March 22, 2021 By Martin Rowe

The laws of physics work against RF engineers, forcing design tradeoffs in mmWave systems. Beam steering, frequency reuse, and greater spectral efficiency can help.

5G provides data rates greater than 2 Gb/sec, latency below 5 msec, high capacity, and network slicing. These advances bring new opportunities to further improve spectrum efficiency, RF coverage, and access networks. How?

To reach high capacity, 5G will need to use existing C-band spectrum and mmWave frequency bands. The mmWave signals impose challenging propagation conditions that large antenna arrays can alleviate. Antenna array need RF circuits behind each radiating element.

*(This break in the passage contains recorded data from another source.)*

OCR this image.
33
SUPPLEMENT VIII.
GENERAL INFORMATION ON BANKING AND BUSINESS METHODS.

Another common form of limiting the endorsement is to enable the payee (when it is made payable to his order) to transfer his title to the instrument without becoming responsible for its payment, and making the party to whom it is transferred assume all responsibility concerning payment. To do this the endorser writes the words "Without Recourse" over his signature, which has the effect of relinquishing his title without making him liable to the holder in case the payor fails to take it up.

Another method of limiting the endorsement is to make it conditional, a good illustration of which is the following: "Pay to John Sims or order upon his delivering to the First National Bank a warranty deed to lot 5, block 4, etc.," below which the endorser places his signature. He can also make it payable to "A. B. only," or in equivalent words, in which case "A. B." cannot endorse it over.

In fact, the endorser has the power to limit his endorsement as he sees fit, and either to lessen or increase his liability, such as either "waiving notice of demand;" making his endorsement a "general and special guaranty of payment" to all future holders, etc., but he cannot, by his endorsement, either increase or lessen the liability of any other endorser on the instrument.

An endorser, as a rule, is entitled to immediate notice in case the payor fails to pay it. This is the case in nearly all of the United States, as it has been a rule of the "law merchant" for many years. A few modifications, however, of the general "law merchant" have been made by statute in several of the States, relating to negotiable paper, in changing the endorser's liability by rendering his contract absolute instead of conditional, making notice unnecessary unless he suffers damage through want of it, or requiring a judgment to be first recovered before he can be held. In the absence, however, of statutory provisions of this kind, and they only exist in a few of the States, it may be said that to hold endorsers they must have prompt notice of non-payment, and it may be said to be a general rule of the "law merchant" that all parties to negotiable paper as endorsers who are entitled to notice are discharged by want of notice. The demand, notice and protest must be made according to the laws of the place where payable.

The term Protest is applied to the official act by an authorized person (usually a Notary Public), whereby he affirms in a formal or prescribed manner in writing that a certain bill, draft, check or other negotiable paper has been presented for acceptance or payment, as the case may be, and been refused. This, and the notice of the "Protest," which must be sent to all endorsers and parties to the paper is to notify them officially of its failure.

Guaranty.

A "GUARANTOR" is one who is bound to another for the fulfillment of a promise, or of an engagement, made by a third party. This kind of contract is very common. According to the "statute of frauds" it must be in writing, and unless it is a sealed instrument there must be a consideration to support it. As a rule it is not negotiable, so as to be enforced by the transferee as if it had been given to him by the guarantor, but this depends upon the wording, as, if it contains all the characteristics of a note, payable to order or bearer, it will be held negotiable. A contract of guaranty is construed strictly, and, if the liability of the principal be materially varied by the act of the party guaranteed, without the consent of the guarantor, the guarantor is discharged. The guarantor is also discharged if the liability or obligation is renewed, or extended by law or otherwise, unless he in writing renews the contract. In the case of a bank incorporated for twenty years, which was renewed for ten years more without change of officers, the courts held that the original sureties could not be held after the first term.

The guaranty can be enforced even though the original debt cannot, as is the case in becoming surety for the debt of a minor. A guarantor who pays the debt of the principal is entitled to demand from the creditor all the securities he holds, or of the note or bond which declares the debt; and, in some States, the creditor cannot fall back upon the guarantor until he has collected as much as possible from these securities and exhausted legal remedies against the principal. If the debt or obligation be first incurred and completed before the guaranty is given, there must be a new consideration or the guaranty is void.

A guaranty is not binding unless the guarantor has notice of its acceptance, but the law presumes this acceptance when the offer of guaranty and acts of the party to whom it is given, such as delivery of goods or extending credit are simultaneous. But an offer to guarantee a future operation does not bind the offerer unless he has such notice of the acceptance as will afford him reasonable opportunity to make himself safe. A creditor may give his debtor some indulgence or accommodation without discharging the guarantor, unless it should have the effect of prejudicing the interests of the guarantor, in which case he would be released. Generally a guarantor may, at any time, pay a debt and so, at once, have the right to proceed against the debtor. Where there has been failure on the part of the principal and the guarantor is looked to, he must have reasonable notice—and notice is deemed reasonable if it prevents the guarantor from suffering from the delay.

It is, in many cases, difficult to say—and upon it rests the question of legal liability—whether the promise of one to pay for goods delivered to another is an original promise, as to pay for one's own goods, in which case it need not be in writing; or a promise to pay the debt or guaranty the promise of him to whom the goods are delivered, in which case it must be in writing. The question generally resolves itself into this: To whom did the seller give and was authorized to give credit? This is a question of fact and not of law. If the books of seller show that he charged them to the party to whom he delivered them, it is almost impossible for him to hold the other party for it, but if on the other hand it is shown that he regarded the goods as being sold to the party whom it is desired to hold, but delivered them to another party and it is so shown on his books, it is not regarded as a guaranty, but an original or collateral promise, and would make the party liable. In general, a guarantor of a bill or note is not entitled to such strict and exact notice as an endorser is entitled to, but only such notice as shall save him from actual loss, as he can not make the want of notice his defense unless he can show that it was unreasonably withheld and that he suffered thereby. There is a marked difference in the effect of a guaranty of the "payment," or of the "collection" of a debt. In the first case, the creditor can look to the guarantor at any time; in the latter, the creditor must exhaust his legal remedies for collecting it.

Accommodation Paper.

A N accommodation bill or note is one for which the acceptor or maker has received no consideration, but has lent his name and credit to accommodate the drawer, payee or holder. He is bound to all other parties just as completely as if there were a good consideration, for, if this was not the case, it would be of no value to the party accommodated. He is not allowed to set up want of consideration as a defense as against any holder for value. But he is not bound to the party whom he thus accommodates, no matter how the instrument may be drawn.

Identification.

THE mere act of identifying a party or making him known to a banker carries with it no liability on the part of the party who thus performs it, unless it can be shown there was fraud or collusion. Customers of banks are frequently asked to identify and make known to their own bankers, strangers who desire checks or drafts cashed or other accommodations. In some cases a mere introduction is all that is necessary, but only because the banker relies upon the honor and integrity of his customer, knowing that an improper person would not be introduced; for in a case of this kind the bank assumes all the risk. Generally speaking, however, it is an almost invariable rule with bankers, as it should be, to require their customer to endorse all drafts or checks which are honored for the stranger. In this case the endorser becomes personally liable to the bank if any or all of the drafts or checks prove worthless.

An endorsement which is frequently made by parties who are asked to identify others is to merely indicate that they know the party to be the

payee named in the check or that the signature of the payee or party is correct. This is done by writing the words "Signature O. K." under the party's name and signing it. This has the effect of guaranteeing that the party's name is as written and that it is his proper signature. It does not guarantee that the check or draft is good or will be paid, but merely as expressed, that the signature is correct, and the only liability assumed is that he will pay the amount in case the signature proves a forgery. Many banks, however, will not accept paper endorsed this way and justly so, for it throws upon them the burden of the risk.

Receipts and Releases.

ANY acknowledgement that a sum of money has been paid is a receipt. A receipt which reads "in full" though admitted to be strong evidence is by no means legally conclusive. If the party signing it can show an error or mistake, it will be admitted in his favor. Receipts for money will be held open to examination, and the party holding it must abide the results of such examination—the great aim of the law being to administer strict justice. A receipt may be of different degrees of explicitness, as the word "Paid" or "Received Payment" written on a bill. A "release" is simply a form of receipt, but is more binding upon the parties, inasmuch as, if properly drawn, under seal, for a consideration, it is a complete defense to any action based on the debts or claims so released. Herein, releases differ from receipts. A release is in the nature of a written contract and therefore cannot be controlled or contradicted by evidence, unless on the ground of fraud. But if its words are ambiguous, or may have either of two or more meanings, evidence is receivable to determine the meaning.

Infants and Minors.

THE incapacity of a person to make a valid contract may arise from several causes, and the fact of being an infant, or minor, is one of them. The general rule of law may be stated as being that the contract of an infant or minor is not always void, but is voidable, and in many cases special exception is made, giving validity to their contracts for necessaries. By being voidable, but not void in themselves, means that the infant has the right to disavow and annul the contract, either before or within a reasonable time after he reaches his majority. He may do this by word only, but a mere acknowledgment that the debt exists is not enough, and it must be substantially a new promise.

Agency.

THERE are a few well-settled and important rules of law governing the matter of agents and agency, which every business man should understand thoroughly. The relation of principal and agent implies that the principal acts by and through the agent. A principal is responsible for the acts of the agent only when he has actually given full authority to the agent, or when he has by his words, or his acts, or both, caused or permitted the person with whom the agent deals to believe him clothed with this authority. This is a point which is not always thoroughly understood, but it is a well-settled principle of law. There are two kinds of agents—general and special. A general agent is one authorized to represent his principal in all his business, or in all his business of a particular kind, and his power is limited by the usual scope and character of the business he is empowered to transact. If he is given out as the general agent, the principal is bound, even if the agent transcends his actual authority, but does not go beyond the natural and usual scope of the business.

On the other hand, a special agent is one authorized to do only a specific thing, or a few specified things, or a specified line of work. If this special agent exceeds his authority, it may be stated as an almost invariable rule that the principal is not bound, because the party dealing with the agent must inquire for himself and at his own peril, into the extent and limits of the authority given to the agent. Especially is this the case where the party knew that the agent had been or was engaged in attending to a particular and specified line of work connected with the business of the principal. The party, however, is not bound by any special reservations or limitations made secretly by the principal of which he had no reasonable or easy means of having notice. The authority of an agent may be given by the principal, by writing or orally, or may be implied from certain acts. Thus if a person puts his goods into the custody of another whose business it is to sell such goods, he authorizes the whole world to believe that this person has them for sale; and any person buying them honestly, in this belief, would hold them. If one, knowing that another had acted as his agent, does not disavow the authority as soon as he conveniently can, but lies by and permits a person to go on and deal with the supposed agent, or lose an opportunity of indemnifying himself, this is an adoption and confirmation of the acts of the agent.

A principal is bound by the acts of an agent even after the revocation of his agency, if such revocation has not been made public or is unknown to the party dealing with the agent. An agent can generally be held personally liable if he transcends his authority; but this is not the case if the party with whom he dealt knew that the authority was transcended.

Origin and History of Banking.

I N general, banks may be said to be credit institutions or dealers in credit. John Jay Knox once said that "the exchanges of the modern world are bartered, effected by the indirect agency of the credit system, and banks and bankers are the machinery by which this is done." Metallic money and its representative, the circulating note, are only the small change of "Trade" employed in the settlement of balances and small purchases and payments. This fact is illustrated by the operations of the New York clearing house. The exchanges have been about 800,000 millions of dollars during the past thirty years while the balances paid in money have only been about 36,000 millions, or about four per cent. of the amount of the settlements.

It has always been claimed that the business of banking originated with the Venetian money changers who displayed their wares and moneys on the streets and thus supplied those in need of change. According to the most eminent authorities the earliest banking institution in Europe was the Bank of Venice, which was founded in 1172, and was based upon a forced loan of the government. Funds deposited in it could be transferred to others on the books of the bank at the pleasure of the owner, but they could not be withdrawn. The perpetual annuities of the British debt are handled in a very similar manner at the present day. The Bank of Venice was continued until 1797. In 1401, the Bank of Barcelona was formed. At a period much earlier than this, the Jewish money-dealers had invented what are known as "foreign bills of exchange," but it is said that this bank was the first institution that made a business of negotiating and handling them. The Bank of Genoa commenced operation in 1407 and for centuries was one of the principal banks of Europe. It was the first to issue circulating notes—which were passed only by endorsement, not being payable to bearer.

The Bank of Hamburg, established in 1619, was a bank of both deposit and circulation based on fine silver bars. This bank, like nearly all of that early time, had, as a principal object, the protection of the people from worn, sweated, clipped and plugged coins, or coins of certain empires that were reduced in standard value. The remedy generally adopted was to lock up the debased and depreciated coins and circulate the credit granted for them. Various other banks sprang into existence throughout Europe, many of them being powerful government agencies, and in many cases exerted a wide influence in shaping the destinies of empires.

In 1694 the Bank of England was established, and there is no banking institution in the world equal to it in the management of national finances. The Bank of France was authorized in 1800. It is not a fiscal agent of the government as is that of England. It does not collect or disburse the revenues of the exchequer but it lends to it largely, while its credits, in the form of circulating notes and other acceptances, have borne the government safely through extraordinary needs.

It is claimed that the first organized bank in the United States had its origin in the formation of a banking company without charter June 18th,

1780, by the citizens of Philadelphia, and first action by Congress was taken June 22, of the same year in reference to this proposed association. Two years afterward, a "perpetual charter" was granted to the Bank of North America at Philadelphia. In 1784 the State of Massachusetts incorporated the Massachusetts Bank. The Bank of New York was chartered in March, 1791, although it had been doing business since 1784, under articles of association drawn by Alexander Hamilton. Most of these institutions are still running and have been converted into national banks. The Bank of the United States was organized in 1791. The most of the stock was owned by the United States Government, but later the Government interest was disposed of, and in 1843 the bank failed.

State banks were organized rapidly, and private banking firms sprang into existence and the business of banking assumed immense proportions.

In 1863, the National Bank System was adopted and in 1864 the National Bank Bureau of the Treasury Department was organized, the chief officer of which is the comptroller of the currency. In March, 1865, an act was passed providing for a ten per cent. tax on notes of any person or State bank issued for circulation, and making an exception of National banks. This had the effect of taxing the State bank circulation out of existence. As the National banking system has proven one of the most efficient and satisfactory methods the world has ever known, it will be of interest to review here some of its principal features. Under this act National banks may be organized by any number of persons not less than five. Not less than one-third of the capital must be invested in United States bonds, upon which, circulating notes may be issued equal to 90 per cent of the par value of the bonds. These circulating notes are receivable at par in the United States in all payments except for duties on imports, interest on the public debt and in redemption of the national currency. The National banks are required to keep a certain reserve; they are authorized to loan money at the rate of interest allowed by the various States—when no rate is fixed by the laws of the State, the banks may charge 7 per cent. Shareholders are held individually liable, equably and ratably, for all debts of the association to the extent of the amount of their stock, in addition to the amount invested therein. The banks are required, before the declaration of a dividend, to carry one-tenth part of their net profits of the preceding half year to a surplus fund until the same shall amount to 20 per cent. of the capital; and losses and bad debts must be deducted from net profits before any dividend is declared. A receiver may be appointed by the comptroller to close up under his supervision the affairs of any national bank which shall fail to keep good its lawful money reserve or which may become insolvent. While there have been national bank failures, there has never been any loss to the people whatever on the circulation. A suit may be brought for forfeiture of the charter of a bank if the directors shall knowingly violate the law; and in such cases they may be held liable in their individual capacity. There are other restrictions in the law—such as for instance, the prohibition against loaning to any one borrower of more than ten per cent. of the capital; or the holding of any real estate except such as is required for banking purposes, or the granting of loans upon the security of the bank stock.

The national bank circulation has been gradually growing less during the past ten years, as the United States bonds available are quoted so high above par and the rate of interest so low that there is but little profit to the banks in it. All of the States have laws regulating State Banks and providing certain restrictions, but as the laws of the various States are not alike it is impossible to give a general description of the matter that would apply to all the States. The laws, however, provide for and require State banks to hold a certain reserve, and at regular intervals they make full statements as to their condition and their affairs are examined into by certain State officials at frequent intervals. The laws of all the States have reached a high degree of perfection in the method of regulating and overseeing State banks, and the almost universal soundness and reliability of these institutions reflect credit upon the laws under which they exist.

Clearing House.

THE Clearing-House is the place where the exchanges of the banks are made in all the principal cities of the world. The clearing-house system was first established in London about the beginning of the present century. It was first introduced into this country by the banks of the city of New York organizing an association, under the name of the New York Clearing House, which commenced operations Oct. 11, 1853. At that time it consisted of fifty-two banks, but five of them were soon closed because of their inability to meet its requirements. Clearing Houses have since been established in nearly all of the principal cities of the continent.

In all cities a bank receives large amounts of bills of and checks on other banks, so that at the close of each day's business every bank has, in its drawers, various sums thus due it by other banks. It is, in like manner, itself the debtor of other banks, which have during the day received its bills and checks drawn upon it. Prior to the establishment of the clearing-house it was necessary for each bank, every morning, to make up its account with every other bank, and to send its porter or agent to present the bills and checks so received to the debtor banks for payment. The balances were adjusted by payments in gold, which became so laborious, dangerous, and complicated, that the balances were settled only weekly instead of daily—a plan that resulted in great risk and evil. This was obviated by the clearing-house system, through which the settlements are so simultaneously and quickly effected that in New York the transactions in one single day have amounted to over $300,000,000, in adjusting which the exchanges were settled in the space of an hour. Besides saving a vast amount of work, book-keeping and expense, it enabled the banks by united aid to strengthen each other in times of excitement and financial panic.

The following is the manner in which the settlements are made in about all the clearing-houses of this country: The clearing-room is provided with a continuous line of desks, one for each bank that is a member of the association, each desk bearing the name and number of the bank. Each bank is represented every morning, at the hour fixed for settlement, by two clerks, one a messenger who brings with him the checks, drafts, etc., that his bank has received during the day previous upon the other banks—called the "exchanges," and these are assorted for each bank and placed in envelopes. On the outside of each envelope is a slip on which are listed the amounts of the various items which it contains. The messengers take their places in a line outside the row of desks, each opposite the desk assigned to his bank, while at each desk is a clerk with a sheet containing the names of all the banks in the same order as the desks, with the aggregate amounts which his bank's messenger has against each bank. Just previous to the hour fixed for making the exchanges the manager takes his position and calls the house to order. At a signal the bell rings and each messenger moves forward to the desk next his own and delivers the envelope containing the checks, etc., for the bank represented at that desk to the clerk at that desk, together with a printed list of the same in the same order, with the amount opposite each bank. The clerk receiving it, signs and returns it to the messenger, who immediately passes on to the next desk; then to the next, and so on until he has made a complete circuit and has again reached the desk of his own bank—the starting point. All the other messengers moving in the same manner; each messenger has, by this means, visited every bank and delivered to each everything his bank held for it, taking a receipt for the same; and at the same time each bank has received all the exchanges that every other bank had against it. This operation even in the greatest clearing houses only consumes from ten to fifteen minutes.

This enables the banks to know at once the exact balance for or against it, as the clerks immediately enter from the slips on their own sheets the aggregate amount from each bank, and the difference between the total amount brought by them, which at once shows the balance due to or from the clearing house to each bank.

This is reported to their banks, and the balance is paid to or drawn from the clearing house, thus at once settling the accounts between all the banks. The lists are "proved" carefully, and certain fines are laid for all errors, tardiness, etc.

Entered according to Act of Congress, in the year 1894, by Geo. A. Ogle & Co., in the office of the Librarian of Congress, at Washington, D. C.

5G systems will deploy a mix of access points and even smart relays to reach users. The architecture of these access points should scale with coverage area. For example, a nanocell may use a 2×2 antenna array, while a macrocell may use a 16×16 array. Under ideal conditions, both the nanocell and macrocell access points would use identical RF components behind each antenna element. Such a design would require a novel RF architecture.

mmWave bands
Most cellular frequency bands operate from 700 MHz to 3.5 GHz. The bandwidth allocated in these frequency bands is typically no wider than 20 MHz, which can support data transmission rates of 100 Mb/sec. The tradeoff comes with greater range from lower frequencies.

To achieve wider bandwidth and higher data rates, network operators use mmWave frequencies at 24 GHz to 30 GHz, 37 GHz to 40 GHz, and 52 GHz. These mmWave frequencies are often called frequency range 2 (FR2). mmWave bands offer two advantages:

  • Lower cost: Many mmWave bands cost the operator less to acquire. These bands can cost two orders of magnitude less per hertz when compared to the cost for licenses in the sub-1 GHz bands.
  • Although mmWave bands offer terrific bandwidth, they suffer from severely limited propagation distance. Thus, operators use a mix of lower and higher frequency bands to get coverage and capacity. They can, for example, service a campus, sports arena, or similar hot spot with mmWave base stations and offload their lower band frequencies that cover wider areas.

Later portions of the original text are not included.